Disco never dies, especially if you’re the daughter of rock royalty. Just ask Jade Jagger, who creates jewellery designs with edgy, rock and roll touches.

 Disco Jade Jagger Fine Jewellery

You can take the girl out of the disco, but you can’t take the disco out of her. Jade Jagger should know: She’s the only daughter of ’70s poster couple Bianca and Mick. And as a teen, she hung out with her mother’s Studio 54 posse that included artists Andy Warhol and Ross Bleckner, who all treated her like a “shared child”.

So when it comes to finding inspiration for her new collection, the 42-year-old turned to one disco icon: the mirror ball. The signature Disco Diamonds line in Jagger’s namesake label is a flamboyant take on this. Earrings, pendants and bangles et al are adorned with mini disco balls and fully covered in diamonds or precious gems like rubies and sapphires. “Disco is unifying. All is one under the mirror ball,” says Jagger, who even says she has a disco ball above the pool of her Ibiza home.

The fine jewellery designer also credits Cartier and Georgian-era jewellery as her major influences, and describes her work as “deluxe, bohemian and rock and roll”. And her designs reflect this: earrings in the shape of cobras, skull-shaped beads and lapis lazuli beaded necklaces are just a sampling for this season.

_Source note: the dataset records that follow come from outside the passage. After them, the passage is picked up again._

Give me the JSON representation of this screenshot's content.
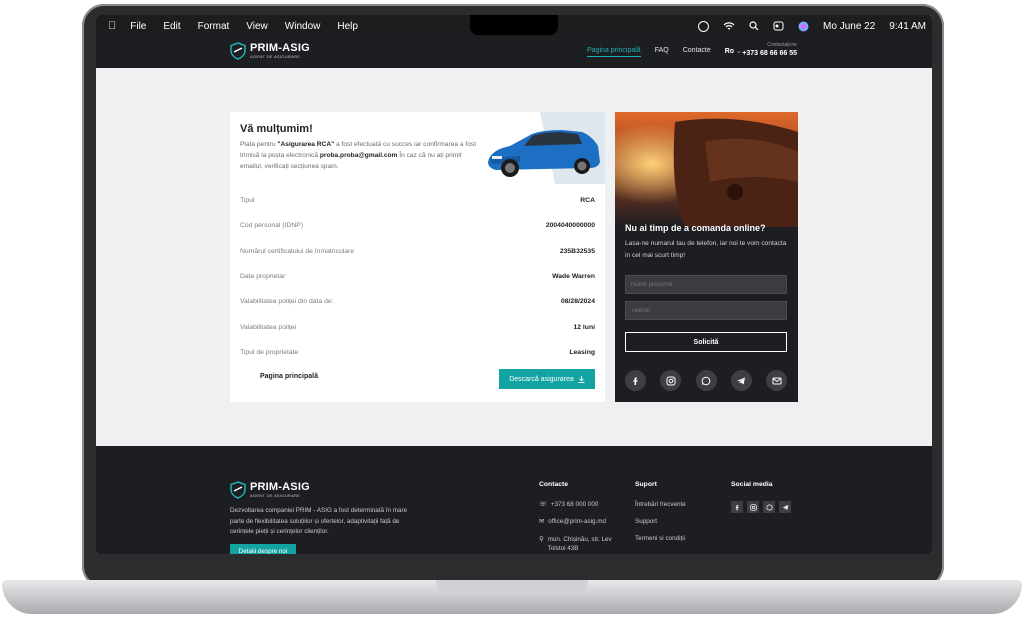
{
  "menubar": {
    "items": [
      "File",
      "Edit",
      "Format",
      "View",
      "Window",
      "Help"
    ],
    "date": "Mo June 22",
    "time": "9:41 AM"
  },
  "header": {
    "logo_name": "PRIM-ASIG",
    "logo_sub": "AGENT DE ASIGURARE",
    "nav": [
      "Pagina principală",
      "FAQ",
      "Contacte",
      "Ro"
    ],
    "contact_label": "Contactați-ne",
    "phone": "+373 68 66 66 55"
  },
  "card": {
    "title": "Vă mulțumim!",
    "text_1": "Plata pentru ",
    "text_bold_1": "\"Asigurarea RCA\"",
    "text_2": " a fost efectuată cu succes iar confirmarea a fost trimisă la poșta electronică ",
    "text_bold_2": "proba.proba@gmail.com",
    "text_3": " În caz că nu ați primit emailul, verificați secțiunea spam.",
    "rows": [
      {
        "label": "Tipul",
        "value": "RCA"
      },
      {
        "label": "Cod personal (IDNP)",
        "value": "2004040000000"
      },
      {
        "label": "Numărul certificatului de înmatriculare",
        "value": "235B32535"
      },
      {
        "label": "Date proprietar",
        "value": "Wade Warren"
      },
      {
        "label": "Valabilitatea poliței din data de:",
        "value": "08/28/2024"
      },
      {
        "label": "Valabilitatea poliței",
        "value": "12 luni"
      },
      {
        "label": "Tipul de proprietate",
        "value": "Leasing"
      }
    ],
    "home_link": "Pagina principală",
    "download_btn": "Descarcă asigurarea"
  },
  "panel": {
    "title": "Nu ai timp de a comanda online?",
    "text": "Lasa-ne numarul tau de telefon, iar noi te vom contacta in cel mai scurt timp!",
    "name_placeholder": "Nume prenume",
    "phone_placeholder": "Telefon",
    "submit": "Solicită"
  },
  "footer": {
    "logo_name": "PRIM-ASIG",
    "logo_sub": "AGENT DE ASIGURARE",
    "description": "Dezvoltarea companiei PRIM - ASIG a fost determinată în mare parte de flexibilitatea soluțiilor și ofertelor, adaptivitații față de cerințele pieții și cerințelor clienților.",
    "about_btn": "Detalii despre noi",
    "contacts_title": "Contacte",
    "contacts": [
      "+373 68 000 000",
      "office@prim-asig.md",
      "mun. Chișinău, str. Lev Tolstoi 43B"
    ],
    "support_title": "Suport",
    "support": [
      "Întrebări frecvente",
      "Support",
      "Termeni si condiții"
    ],
    "social_title": "Social media"
  },
  "colors": {
    "accent": "#14a3a3",
    "dark": "#1d1e22"
  }
}
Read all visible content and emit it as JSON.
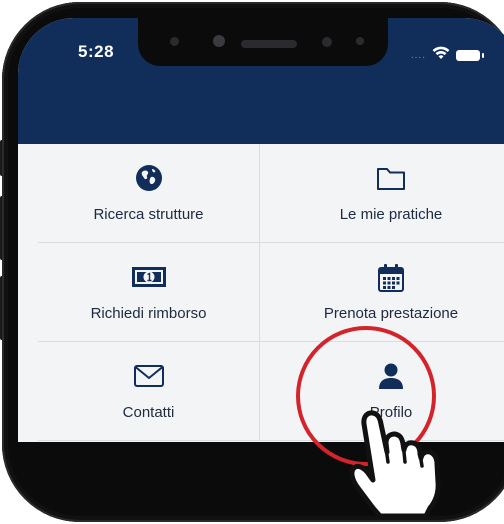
{
  "status_bar": {
    "time": "5:28",
    "signal_indicator": "....",
    "icons": [
      "wifi-icon",
      "battery-icon"
    ]
  },
  "menu": {
    "tiles": [
      {
        "label": "Ricerca strutture",
        "icon": "globe-icon"
      },
      {
        "label": "Le mie pratiche",
        "icon": "folder-icon"
      },
      {
        "label": "Richiedi rimborso",
        "icon": "banknote-icon"
      },
      {
        "label": "Prenota prestazione",
        "icon": "calendar-icon"
      },
      {
        "label": "Contatti",
        "icon": "envelope-icon"
      },
      {
        "label": "Profilo",
        "icon": "user-icon"
      }
    ]
  },
  "colors": {
    "header": "#112e5a",
    "icon": "#112e5a",
    "tile_background": "#f3f4f6",
    "highlight": "#d4242b"
  }
}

Still it’s not just in jewellery design where she’s establishing her own name; her resume comes with serious cred. Property developer John Hitchcox and designer Philippe Starck courted her as an interior designer for their design company Yoo. Among the projects she has done for them are residences in New York and Mumbai, as well as the Baglioni Hotel in Marrakech. Other notable tie-ups with the Jade Jagger stamp: the US$250,000 (S$317,593) 18K white gold dagger-shaped ice pick for Belvedere vodka and a new flacon design for Guerlain’s flagship perfume Shalimar.

In 2000, royal jeweller Garrard appointed her as its creative director. That high profile move essentially turned the posh brand into a household name in Britain. Want proof of Jagger’s magic touch? The wing designs she introduced during that seven-year stint remains a best-selling line for the brand today.

It was also there that Jagger started working on a signature design that pervades her own jewellery line today: the arrow. The Arrows collection, with its gold-plated or sterling silver pieces, is her way of blending romance (“like a delicate flight from Cupid’s bow”) with her own “rebellious edge”.

Her pieces made their Singapore debut in January at jewellery retailer Bycanary at Level 1 Tangs Orchard. Bycanary’s director Lum May Yee says: “We are always on the lookout for jewellery that’s a bit edgy, and her lineage has broadened her horizon, (giving rise to) her creativity and a sense of rock and roll evident in her designs.”

The launch adds to Jagger’s three existing standalone stores in London, Goa and Ibiza, and presence at leading stores such as Bergdorf Goodman and Barneys. Priced from $190 for a bracelet to $1,990 for a pair of earrings with diamonds, her designs are big on gold, coloured stones and that hippy vibe.

 

Disco Jade Jagger Fine Jewellery 2

 

The Arrow range is Jade Jagger’s way of doing romantic (Cupid’s arrow, geddit?).

The heavy use of gold in Jagger’s jewellery harks back to her years as painter in the ’90s. Then, she used plenty of powdered pigments and gold leaf. Her flair for painting started young and Andy Warhol personally tutored her in that aspect. “I taught her how to colour and she showed me how to play Monopoly,” he once quipped.

It was during her time as a painter that she wanted to branch out to jewellery. “I wanted to go on a more sculptural, three-dimensional voyage and explore femininity. Working with jewellery and adornment allowed me to do that,” she says.

Today, her studio is located in the hippy outpost of Goa in India’s west coast, where artisans handcraft and finish every piece by hand. This exposure to fine jewellery-making encapsulates her attitude towards jewellery. As she puts it: “Precious metals and stones are truly magical for me. I appreciate costume jewellery, but it’s not the real thing and nothing can beat that.”